The United Church of Christ was formed by the 1957 merger of the Congregational Christian Churches and the Evangelical and Reformed Church. The Evangelical and Reformed Church had its roots in the German reformation and used a modified presbyterian form of government. Each congregation of the Congregational Christian Church, which traced its history to Pilgrim and Puritan New England, was independently governed.

The union of these two distinct types of churches represented the first time this had occurred in America. Dr.
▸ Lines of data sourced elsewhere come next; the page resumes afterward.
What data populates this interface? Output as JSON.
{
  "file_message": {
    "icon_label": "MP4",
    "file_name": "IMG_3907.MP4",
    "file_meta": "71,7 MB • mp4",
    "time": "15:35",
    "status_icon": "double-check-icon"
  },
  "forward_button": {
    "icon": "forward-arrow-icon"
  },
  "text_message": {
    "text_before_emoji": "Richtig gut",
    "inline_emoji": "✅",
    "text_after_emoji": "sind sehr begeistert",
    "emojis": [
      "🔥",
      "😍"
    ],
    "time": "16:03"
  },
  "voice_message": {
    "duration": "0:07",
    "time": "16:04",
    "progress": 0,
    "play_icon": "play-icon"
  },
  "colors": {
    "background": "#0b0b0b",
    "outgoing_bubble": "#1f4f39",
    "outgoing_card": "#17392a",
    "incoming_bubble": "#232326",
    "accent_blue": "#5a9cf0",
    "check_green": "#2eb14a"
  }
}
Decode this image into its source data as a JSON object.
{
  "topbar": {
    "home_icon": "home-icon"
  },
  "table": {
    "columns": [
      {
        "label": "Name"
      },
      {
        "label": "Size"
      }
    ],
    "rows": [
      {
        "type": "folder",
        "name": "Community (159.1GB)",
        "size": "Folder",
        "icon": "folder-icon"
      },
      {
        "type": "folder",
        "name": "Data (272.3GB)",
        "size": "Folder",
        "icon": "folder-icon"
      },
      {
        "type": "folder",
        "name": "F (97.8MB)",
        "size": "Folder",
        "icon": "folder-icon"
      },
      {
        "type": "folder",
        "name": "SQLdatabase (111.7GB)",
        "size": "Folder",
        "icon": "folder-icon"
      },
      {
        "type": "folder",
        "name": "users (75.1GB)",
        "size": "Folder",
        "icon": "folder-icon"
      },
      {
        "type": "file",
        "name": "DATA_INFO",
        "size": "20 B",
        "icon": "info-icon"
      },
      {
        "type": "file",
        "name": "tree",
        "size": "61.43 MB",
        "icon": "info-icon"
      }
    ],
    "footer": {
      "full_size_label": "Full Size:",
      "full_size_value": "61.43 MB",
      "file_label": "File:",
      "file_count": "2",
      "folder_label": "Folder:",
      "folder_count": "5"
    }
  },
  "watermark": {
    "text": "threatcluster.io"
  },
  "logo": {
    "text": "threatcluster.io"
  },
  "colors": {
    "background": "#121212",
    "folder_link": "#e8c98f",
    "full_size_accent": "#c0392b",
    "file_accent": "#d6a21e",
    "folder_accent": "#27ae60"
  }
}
Herbster was elected church president at its constituting General Synod in 1961. At the time, he had been pastor of an Evangelical and Reformed church in Norwood, Ohio, for 30 years.

Although a national organization, the new church drew its greatest strength from small rural areas in the Midwest, New England and Pennsylvania. Its average member was white and middle-class. Under Dr. Herbster's leadership, the new church generally stressed the importance and independence of the local individual church. But this did not mean that Dr. Herbster could not or would not lead.

At the church's 1963 General Synod, he set aside his opening remarks to address the issue of civil rights and the role the United Church of Christ should play.

He said: "Few times in our lives have we faced a greater responsiblity than we face now. The present situation across America, in the way in which our Negro brethren are treated, economically, politically and socially, constitutes a blight from which we must be saved."

His calls for civil rights continued, despite the United Church of Christ's loss of a number of congregations. Later in the 1960s, he addressed a retreat of ministers in which he expressed his reasoning. He said that any division of theology and social action would be "absolutely fatal" for the church. "It makes for a theology without relevance and for action with no great consuming purpose," he said.

Dr. Herbster, who lived in Kettering, Ohio, was a native of Prospect, Ohio. He was a 1926 graduate of Heidelberg College in Ohio and a 1929 graduate of Eden Theological Seminary in Missouri. The following year, he was ordained in the Reformed Church in the U.S.A. He held honorary doctorates from five colleges.

He had served on the central committee of the World Council of Churches, the general board of the National Council of Churches, the executive committee of the World Alliance of Reformed Churches and the executive council of the International Congregational Council.

Survivors include his wife, Elizabeth Beam Herbster of Kettering; two daughters, Anne Liston of Illinois, and Jane Buehrer of Kettering; six grandchildren, and one great-grandchild.